Como enfrentar esses seres repugnantes que vivem em um mundo teratológico? A não verdade é uma opção desse grupo que se reproduz como erva daninha. A mentira alimenta o fascismo que, por sua vez, se fortalece com a ignorância e com o lado obscuro e deformado dos que não têm qualquer compromisso com os valores humanistas. A sarjeta é o ambiente natural desses tipos estranhos e que parecem crescer com a dor alheia. O ódio é o combustível que fortalece esse bando que vive em função de um projeto de poder pessoal.

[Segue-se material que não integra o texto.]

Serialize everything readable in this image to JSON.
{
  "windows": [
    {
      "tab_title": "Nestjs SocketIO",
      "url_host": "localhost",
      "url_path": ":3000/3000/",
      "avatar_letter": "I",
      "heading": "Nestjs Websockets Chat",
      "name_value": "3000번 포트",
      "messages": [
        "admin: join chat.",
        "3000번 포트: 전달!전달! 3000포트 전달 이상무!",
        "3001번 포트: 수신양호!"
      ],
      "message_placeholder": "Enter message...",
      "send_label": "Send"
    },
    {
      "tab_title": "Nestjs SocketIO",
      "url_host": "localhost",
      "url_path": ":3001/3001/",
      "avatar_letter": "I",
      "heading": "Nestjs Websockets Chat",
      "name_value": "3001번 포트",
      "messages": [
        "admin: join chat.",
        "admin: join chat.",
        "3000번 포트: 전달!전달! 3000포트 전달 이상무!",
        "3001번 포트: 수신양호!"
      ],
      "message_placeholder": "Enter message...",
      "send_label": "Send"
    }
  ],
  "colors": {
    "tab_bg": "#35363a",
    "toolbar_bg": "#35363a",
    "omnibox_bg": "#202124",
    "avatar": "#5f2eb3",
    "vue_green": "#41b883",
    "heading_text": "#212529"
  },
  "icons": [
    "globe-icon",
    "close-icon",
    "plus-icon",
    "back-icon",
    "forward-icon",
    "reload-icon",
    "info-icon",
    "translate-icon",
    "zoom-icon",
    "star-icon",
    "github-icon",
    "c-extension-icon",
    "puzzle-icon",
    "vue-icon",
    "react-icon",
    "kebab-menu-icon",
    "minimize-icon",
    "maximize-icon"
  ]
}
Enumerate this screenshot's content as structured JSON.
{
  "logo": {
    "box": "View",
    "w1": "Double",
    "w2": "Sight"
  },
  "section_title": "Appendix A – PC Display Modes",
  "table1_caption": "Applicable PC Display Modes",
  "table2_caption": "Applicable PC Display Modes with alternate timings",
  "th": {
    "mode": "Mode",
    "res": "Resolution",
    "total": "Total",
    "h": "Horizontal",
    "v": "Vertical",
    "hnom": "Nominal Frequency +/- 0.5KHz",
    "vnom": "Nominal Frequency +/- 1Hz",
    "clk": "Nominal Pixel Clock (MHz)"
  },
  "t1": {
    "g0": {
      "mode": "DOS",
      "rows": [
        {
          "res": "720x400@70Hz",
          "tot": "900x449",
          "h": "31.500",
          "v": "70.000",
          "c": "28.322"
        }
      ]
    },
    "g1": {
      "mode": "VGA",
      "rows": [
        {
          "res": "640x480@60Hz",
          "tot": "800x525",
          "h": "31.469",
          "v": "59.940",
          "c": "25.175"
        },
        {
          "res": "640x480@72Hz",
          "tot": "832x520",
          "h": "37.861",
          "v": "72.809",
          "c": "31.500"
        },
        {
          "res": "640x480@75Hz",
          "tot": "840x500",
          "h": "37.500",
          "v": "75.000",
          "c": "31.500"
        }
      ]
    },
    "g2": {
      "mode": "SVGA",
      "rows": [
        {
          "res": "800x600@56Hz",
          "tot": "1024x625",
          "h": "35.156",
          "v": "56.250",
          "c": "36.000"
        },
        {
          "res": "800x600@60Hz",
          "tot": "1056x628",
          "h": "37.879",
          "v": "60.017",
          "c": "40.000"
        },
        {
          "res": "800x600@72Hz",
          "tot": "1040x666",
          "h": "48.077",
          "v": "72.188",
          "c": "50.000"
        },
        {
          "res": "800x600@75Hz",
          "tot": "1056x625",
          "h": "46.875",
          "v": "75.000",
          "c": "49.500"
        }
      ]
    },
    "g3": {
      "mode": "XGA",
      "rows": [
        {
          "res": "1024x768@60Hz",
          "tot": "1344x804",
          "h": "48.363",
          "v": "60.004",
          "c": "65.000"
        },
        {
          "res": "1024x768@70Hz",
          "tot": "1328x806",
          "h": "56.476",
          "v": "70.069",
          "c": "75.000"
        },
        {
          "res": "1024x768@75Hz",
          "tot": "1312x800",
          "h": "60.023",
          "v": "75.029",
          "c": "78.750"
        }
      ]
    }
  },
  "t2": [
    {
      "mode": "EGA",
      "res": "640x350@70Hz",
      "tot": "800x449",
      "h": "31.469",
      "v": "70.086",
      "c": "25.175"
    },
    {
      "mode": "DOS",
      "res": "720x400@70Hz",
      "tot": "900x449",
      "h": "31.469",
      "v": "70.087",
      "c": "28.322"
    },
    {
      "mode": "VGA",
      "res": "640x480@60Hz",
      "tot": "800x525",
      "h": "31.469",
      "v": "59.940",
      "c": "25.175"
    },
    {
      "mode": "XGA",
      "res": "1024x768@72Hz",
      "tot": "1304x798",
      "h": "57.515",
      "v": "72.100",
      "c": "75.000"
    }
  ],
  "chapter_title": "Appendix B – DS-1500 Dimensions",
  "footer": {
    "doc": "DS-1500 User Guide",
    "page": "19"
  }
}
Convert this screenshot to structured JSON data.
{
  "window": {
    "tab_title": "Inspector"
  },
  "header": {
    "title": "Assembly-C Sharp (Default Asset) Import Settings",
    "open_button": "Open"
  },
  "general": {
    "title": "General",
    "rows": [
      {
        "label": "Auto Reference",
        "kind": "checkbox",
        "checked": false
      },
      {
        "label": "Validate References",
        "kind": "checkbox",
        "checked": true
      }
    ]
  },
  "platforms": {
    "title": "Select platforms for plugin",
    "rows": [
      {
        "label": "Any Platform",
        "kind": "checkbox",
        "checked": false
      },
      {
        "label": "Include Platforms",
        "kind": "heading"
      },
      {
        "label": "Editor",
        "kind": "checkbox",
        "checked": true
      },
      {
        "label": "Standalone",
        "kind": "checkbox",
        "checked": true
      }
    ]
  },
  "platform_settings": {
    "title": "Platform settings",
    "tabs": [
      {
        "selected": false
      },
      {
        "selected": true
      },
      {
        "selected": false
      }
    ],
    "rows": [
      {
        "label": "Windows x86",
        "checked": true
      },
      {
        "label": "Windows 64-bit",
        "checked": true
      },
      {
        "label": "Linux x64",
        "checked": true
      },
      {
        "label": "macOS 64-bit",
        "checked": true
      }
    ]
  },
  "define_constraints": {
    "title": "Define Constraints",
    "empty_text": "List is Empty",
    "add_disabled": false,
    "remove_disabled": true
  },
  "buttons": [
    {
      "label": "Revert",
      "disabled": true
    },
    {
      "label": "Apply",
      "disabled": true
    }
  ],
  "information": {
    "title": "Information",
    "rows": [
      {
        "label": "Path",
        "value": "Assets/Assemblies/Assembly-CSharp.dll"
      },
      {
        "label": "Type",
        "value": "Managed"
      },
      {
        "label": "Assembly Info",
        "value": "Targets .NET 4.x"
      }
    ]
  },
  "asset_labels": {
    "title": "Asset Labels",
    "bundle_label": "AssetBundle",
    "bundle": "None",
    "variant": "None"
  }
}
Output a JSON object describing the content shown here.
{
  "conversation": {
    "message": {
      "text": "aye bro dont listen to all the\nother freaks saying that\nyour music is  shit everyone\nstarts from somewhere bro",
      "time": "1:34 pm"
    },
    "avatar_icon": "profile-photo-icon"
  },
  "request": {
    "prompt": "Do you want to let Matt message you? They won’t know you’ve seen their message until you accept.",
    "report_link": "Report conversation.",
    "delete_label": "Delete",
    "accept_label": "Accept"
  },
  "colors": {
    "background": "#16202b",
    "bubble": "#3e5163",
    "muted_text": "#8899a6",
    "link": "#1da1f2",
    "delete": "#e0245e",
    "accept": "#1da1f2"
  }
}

Não interessa o Brasil, não importam as 33 milhões de pessoas passando fome, os milhões de desempregados, ou mesmo os 500 mil morando nas ruas. São apenas números que não sensibilizam. Se sequer a morte de um semelhante, asfixiado pela falta de ar, conseguiu comover o Presidente da República - que, ao contrário, fez troça com o sofrimento alheio -, o que esperar dos fascistas na campanha para se manterem no poder?

Viveremos um período eleitoral perigoso, violento e sem limites éticos ou morais. A primeira vítima é sempre a verdade e nós devemos nos preparar para um duro embate. O país, que hoje é visto com perplexidade pela comunidade internacional, não suportará mais 4 anos de mediocridade, de falsidades e de engodos. A mentira não pode continuar a governar nosso destino.

Fiando-nos em Clarice Lispector: “Criar sim, mentir não. Criar não é imaginação, é correr o grande risco de se ter a realidade.”